REFLEXIÓN PARA LA FIESTA DE SAN MARCOS, EVANGELISTA 25-04-15

proclamar el evangelio

Hoy hacemos un paréntesis en la liturgia Pascual para celebrar la Fiesta de san Marcos, evangelista. Marcos no fue uno de “los doce”. Según Papías de Hierápolis fue “hermeneguo”, es decir amanuense o intérprete de Pedro. Escribió su relato evangélico entre los años 65-70, siendo el primero en escribirse, cronológicamente.
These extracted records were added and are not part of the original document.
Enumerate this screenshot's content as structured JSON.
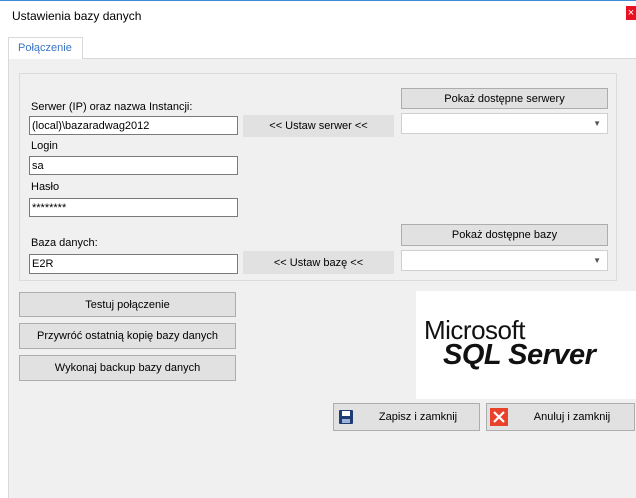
{
  "window": {
    "title": "Ustawienia bazy danych"
  },
  "tabs": [
    {
      "label": "Połączenie"
    }
  ],
  "connection": {
    "server_label": "Serwer (IP) oraz nazwa Instancji:",
    "server_value": "(local)\\bazaradwag2012",
    "set_server_button": "<< Ustaw serwer <<",
    "show_servers_button": "Pokaż dostępne serwery",
    "login_label": "Login",
    "login_value": "sa",
    "password_label": "Hasło",
    "password_value": "********",
    "database_label": "Baza danych:",
    "database_value": "E2R",
    "set_database_button": "<< Ustaw bazę <<",
    "show_databases_button": "Pokaż dostępne bazy"
  },
  "actions": {
    "test_connection": "Testuj połączenie",
    "restore_backup": "Przywróć ostatnią kopię bazy danych",
    "make_backup": "Wykonaj backup bazy danych",
    "save_close": "Zapisz i zamknij",
    "cancel_close": "Anuluj i zamknij"
  },
  "logo": {
    "line1": "Microsoft",
    "line2": "SQL Server"
  },
  "icons": {
    "save": "floppy-disk-icon",
    "cancel": "red-x-icon",
    "dropdown": "chevron-down-icon"
  },
  "colors": {
    "accent": "#3a75c4",
    "cancel_red": "#e8412c",
    "save_blue": "#1f3b73"
  }
}
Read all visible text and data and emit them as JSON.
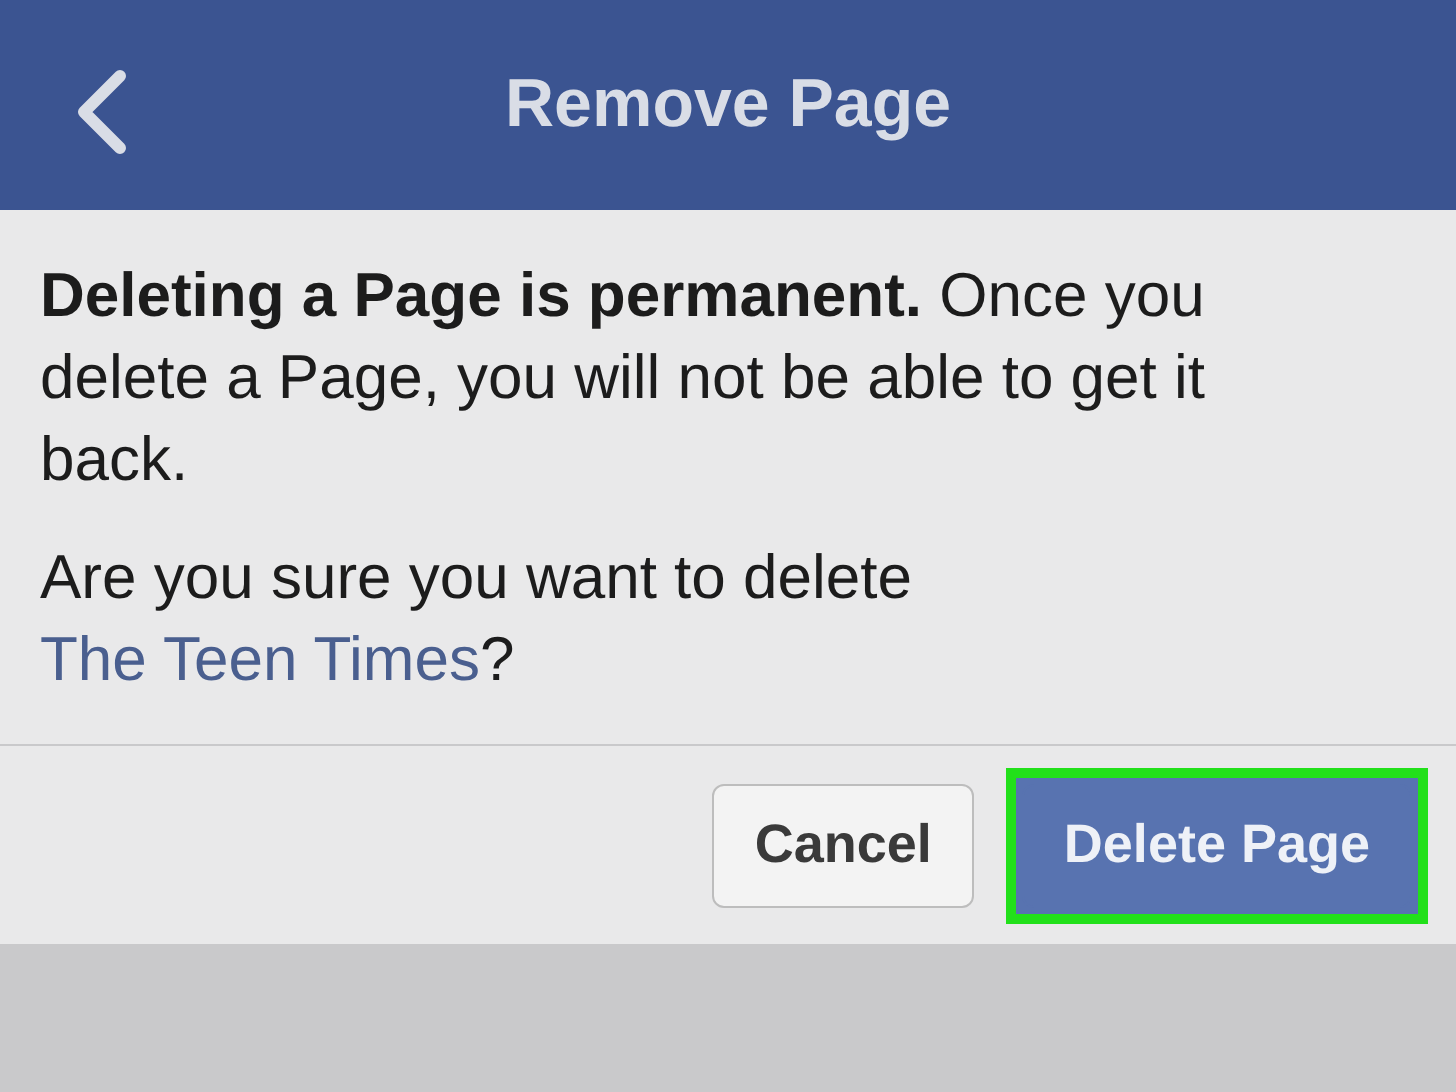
{
  "header": {
    "title": "Remove Page"
  },
  "message": {
    "text": "**Deleting a Page is permanent.** Once you delete a Page, you will not be able to get it back."
  },
  "question": {
    "text": "Are you sure you want to delete ",
    "link": "The Teen Times",
    "suffix": "?"
  },
  "buttons": [
    {
      "label": "Cancel",
      "kind": "secondary",
      "highlighted": false
    },
    {
      "label": "Delete Page",
      "kind": "primary",
      "highlighted": true
    }
  ]
}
Marcos escribe para los paganos de la región itálica, con el objetivo de demostrarles que Jesús es Dios.

Para esta Fiesta la liturgia nos presenta parte de la conclusión de su relato evangélico (Mc 16,15-20), que algunos estudiosos sostienen fue añadida posteriormente, ya que parece ser un conjunto de episodios extraídos de los relatos pascuales de otros evangelios escritos posteriormente (la parte que se piensa fue añadida comprende los vv. 9-20).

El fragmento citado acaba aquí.